In 2016, she played on the gold medal-winning Chinese team in the women's event of the Asian Nations Cup in Dubai. She was awarded the full Grandmaster title in March 2017. In June, Lei won the 6th Chinese Women's Masters Tournament in Wuxi, ahead of Women's World Champion Tan Zhongyi.
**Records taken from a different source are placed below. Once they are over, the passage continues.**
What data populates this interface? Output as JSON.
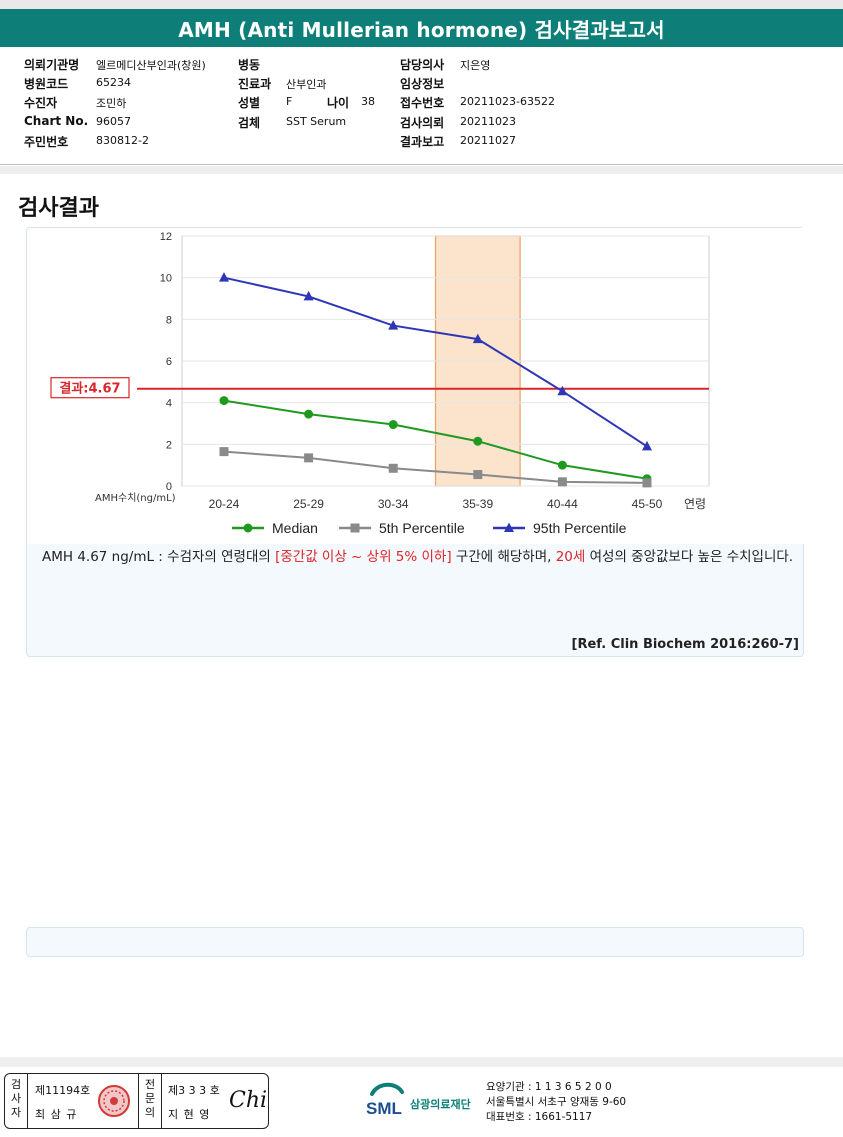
{
  "report": {
    "title": "AMH (Anti Mullerian hormone) 검사결과보고서"
  },
  "info": {
    "institution_label": "의뢰기관명",
    "institution": "엘르메디산부인과(창원)",
    "hospital_code_label": "병원코드",
    "hospital_code": "65234",
    "patient_label": "수진자",
    "patient": "조민하",
    "chart_no_label": "Chart No.",
    "chart_no": "96057",
    "resident_no_label": "주민번호",
    "resident_no": "830812-2",
    "ward_label": "병동",
    "ward": "",
    "department_label": "진료과",
    "department": "산부인과",
    "sex_label": "성별",
    "sex": "F",
    "age_label": "나이",
    "age": "38",
    "specimen_label": "검체",
    "specimen": "SST Serum",
    "doctor_label": "담당의사",
    "doctor": "지은영",
    "clinical_label": "임상정보",
    "clinical": "",
    "receipt_no_label": "접수번호",
    "receipt_no": "20211023-63522",
    "request_date_label": "검사의뢰",
    "request_date": "20211023",
    "report_date_label": "결과보고",
    "report_date": "20211027"
  },
  "section": {
    "results_title": "검사결과"
  },
  "chart_data": {
    "type": "line",
    "categories": [
      "20-24",
      "25-29",
      "30-34",
      "35-39",
      "40-44",
      "45-50"
    ],
    "x_suffix_label": "연령",
    "ylabel": "AMH수치(ng/mL)",
    "ylim": [
      0,
      12
    ],
    "yticks": [
      0,
      2,
      4,
      6,
      8,
      10,
      12
    ],
    "series": [
      {
        "name": "Median",
        "color": "#1f9a1f",
        "marker": "circle",
        "values": [
          4.1,
          3.45,
          2.95,
          2.15,
          1.0,
          0.35
        ]
      },
      {
        "name": "5th Percentile",
        "color": "#8a8a8a",
        "marker": "square",
        "values": [
          1.65,
          1.35,
          0.85,
          0.55,
          0.2,
          0.15
        ]
      },
      {
        "name": "95th Percentile",
        "color": "#2f36b5",
        "marker": "triangle",
        "values": [
          10.0,
          9.1,
          7.7,
          7.05,
          4.55,
          1.9
        ]
      }
    ],
    "result_line": {
      "value": 4.67,
      "label": "결과:4.67",
      "color": "#d9262a"
    },
    "highlight_category": "35-39",
    "highlight_color": "#fbe3cc",
    "grid": true
  },
  "interpretation": {
    "part1": "AMH  4.67 ng/mL : 수검자의 연령대의 ",
    "red1": "[중간값 이상 ~ 상위 5% 이하]",
    "part2": " 구간에 해당하며, ",
    "red2": "20세",
    "part3": " 여성의 중앙값보다 높은 수치입니다."
  },
  "reference": "[Ref. Clin Biochem 2016:260-7]",
  "signature": {
    "examiner_label": "검사자",
    "examiner_license": "제11194호",
    "examiner_name": "최 삼 규",
    "specialist_label": "전문의",
    "specialist_license": "제3 3 3 호",
    "specialist_name": "지 현 영",
    "signature_mark": "Chi"
  },
  "lab": {
    "logo_text": "SML",
    "name": "삼광의료재단",
    "care_no": "요양기관 : 1 1 3 6 5 2 0 0",
    "address": "서울특별시 서초구 양재동 9-60",
    "phone": "대표번호 : 1661-5117"
  }
}
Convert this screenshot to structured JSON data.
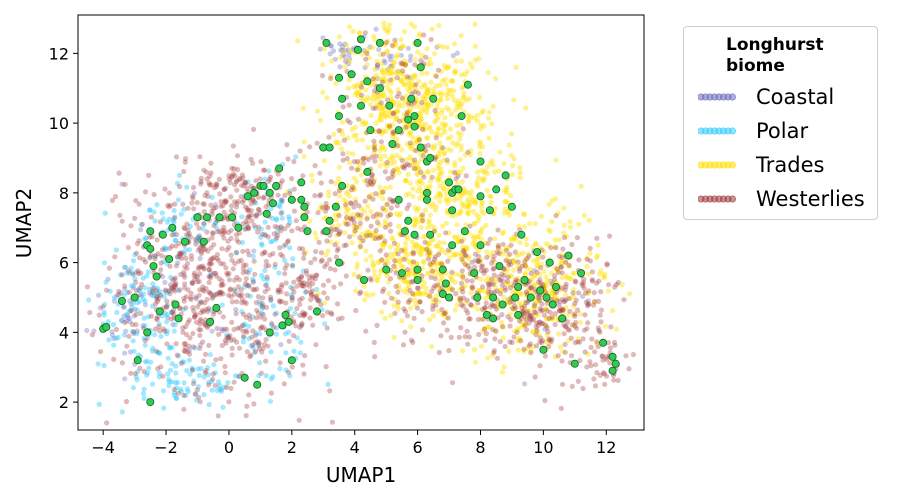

In December, Lei took the silver medal in the Women's World Rapid Chess Championship in Riyadh.

In January 2018, Lei won the 43rd Sevilla International Chess Open, one of the largest high-level open tournaments ever won by a female player.

She won the FIDE Women's Grand Swiss Tournament 2021 and secured a spot in the Women's Candidates Tournament 2022–23.

In April 2023, she won the Women's Candidates Tournament 2022-23 after beating Tan Zhongyi 3½–1½, winning the match by game 5. In July 2023, Lei challenged reigning Women's World Champion Ju Wenjun for the title, but lost the match after a loss in game 12.

As the Runner of the World Championship Lei participated in Women's Candidates Tournament 2024 finishing tied 2nd, 3rd with tiebreaks.

Lei won the silver medal at the Women's World Blitz Chess Championship 2024, Beating Bibisara Assaubayeva in quarter finals, Kateryna Lagno in semifinals and losing to Ju Wenjun in the finals.

Lei finished 2nd in Norway Chess Women 2025, trailing 1st place Anna Muzychuk by only 0.5 points.

She participated in Women's Chess World Cup 2025 as the top seed, she lost in the semifinals to 4th seed Koneru Humpy and played 3rd seed Tan Zhongyi in the 3rd place match, which she lost with the score 1.5-0.5, Hence narrowly missing the Candidates spot.

In June 2026, she was part of the Dragon Chilling team that won double gold at World Rapid and Blitz Team Chess Championships 2026.

==Personal life==
Lei attended the Shanghai University of Finance and Economics. She is married to Taiwanese Grandmaster Raymond Song.